L’équipe biennoise de SwissChronometric a un très gros appétit en s’attaquant d’emblée au marché suisse de la moyenne gamme.

La blitzkrieg lancée au pays des montres par Codex garantirait-elle une percée rapide en Asie ?

Codex : retenez le nom, il va faire l’actualité des prochaines semaines !


1)
••• L’IMPERTINENCE JOUISSIVE D’OUVRIR UNE PREMIÈRE BOUTIQUE À LUCERNE...

Des nouvelles marques, on en voit passer beaucoup : une bonne cinquantaine tous les ans dans le monde entier, ce qui est finalement bon signe ! Mais des ambitieuses comme Codex, c’est nettement plus rare, parole de Business Montres : il y a plusieurs années qu’on ne nous avait pas proposé un tel nouveau concept de marque, avec de tels objectifs et, en face, les moyens d’y parvenir...

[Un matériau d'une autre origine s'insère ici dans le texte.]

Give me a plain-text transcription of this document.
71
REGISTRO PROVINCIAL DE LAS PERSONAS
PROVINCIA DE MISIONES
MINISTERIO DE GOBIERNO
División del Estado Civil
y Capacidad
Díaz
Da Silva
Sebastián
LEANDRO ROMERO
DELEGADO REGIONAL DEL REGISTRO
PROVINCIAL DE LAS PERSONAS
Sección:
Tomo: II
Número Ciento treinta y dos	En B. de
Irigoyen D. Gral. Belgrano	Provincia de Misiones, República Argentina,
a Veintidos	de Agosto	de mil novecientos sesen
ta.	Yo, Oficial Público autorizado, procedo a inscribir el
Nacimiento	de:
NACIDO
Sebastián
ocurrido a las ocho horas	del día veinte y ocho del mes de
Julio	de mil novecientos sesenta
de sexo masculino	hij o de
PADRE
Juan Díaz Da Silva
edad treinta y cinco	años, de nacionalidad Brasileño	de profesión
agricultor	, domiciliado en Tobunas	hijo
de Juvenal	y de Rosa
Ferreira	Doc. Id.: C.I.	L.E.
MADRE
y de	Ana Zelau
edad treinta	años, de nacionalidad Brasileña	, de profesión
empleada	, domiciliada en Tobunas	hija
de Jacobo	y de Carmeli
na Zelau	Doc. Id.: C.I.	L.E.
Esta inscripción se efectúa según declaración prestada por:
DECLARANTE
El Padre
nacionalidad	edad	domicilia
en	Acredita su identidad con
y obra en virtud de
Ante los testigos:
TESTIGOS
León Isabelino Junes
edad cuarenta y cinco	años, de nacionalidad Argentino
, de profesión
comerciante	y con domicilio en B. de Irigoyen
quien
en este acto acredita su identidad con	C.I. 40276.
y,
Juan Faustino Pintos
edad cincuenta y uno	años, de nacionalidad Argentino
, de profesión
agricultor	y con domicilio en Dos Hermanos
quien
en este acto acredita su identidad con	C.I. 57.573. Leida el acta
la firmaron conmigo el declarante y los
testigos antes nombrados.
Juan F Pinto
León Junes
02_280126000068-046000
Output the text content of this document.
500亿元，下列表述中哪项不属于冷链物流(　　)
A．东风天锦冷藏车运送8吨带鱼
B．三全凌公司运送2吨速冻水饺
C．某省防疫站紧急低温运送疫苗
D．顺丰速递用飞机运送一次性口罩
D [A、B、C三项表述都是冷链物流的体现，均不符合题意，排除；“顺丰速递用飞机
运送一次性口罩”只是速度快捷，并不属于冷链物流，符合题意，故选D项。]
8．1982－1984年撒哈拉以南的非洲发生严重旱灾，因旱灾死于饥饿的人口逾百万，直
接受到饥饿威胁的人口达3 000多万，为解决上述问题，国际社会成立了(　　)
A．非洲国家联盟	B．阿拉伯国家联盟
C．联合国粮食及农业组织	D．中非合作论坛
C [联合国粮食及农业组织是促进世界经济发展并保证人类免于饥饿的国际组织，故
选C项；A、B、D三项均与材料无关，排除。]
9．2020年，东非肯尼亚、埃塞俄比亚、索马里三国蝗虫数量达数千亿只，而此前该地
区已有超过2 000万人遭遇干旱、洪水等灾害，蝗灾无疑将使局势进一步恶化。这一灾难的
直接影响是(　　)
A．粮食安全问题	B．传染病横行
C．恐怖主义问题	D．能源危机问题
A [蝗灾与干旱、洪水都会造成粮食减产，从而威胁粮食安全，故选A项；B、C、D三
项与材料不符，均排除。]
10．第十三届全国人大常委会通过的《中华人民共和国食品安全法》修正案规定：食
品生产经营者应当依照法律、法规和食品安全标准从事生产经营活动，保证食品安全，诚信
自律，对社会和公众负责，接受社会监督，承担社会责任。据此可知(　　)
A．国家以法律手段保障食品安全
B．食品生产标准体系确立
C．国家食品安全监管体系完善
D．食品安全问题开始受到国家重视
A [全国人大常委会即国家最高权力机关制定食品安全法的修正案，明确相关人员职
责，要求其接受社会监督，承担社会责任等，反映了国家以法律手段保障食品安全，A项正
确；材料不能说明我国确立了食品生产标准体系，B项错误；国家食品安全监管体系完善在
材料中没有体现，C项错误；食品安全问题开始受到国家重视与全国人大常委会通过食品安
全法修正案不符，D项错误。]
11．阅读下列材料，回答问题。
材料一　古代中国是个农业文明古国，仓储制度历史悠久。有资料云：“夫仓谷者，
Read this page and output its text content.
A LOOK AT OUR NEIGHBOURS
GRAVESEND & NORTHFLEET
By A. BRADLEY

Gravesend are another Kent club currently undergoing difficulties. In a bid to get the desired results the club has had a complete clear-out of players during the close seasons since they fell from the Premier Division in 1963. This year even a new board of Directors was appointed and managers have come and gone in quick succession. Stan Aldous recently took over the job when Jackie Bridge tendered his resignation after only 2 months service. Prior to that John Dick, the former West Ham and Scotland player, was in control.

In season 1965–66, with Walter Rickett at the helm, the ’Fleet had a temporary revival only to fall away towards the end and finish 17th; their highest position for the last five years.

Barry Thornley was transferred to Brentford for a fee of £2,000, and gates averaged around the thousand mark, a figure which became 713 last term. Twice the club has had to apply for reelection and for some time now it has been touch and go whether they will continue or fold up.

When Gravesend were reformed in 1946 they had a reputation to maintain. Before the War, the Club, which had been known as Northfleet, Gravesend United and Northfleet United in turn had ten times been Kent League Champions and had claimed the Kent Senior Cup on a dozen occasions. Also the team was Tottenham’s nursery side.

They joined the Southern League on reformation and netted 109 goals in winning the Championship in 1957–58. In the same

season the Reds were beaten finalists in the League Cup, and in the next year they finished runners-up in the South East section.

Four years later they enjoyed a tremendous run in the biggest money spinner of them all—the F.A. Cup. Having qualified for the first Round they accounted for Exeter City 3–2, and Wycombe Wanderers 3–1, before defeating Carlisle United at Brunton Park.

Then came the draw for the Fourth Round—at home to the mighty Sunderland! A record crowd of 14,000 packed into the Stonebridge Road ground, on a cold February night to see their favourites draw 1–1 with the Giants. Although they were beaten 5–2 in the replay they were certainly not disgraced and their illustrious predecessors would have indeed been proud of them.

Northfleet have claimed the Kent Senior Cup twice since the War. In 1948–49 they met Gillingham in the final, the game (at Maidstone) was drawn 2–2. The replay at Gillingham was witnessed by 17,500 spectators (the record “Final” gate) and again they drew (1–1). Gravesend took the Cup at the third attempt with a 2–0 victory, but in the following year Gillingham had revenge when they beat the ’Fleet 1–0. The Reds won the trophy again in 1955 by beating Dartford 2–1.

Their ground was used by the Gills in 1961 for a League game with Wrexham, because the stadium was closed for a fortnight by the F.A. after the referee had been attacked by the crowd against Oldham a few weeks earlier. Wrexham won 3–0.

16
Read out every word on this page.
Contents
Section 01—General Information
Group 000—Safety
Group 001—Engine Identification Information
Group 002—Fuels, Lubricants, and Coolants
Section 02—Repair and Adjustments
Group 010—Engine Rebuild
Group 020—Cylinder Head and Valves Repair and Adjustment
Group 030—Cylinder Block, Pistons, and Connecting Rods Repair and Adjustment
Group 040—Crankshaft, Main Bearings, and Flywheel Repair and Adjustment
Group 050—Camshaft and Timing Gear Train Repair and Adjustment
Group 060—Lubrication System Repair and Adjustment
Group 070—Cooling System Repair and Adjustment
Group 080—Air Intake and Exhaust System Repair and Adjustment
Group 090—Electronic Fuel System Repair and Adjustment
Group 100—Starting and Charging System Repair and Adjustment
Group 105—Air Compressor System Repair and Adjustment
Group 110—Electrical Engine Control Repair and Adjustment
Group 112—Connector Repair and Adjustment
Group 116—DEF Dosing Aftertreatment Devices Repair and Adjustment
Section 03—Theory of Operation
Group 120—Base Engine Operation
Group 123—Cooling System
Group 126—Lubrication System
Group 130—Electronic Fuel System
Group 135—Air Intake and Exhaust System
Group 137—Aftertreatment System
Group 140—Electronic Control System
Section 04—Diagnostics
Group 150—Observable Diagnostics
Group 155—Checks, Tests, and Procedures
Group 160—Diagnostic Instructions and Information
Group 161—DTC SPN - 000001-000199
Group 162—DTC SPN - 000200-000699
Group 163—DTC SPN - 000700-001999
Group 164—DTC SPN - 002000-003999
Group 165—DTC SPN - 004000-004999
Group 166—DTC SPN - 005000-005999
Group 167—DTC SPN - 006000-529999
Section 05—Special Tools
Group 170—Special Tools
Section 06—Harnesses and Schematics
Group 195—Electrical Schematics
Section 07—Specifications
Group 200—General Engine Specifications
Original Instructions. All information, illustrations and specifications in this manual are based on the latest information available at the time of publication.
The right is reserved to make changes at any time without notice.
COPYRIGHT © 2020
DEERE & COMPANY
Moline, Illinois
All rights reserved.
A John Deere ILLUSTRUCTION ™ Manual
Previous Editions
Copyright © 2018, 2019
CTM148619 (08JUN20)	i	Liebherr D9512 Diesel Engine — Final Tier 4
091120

••• L’ouverture d’une boutique Codex à Lucerne (Suisse), au cœur de l’été, avait de quoi surprendre : pourquoi couper un ruban début août, en pleines vacances horlogères, quasiment sans journalistes locaux ? Tout simplement parce qu’il s’agissait d’envoyer un message fort à une cible précise, celle des Asiatiques présents dans le centre de la Suisse à cette période – et ils sont (très) nombreux, Lucerne étant la première place commerciale horlogère suisse [eh oui ! devant Genève ou Zurich !]. Les journalistes étaient là, mais c’étaient des... Chinois – et pas des moindres (magazines horlogers, télévisions, presse fashion, etc.)...

••• Egalement présents à Lucerne, mais plus discrètement : les actionnaires principaux de SwissChronométric, la société biennoise chargée de mettre en musique Codex. Actionnaires chinois, comme le savent déjà les lecteurs de Business Montres (révélation du 21 juin, info n° 3), les plus attentifs d’entre eux ayant noté quelques indiscrétions supplémentaires le 26 juillet et de nouvelles précisions sur le « culot » de Codex le 20 août. Inutile, donc, de revenir sur ces capitaux chinois : après tout, ce n’est pas plus choquant que des capitaux sud-africains, américains ou français...

••• Avec une pincée de sensibilité romanesque, on ne peut s’empêcher de songer au plaisir que ces investisseurs chinois (le groupe China Haidian Holdings, qui ne joue pas les petits bras dans le sillon industriel de Shenzhen) ont dû se donner en s’offrant une telle vue sur le cœur battant du commerce horloger suisse, face à Bucherer : c’est autrement plus rigolo et jouissif que les mornes alignements de boutiques (vides) auxquels sont condamnés les marques suisses dans les malls chinois...




2)
••• AU CŒUR DE BIENNE, UNE NANO-MULTINATIONALE DONT LA MATURITÉ IMPRESSIONNE...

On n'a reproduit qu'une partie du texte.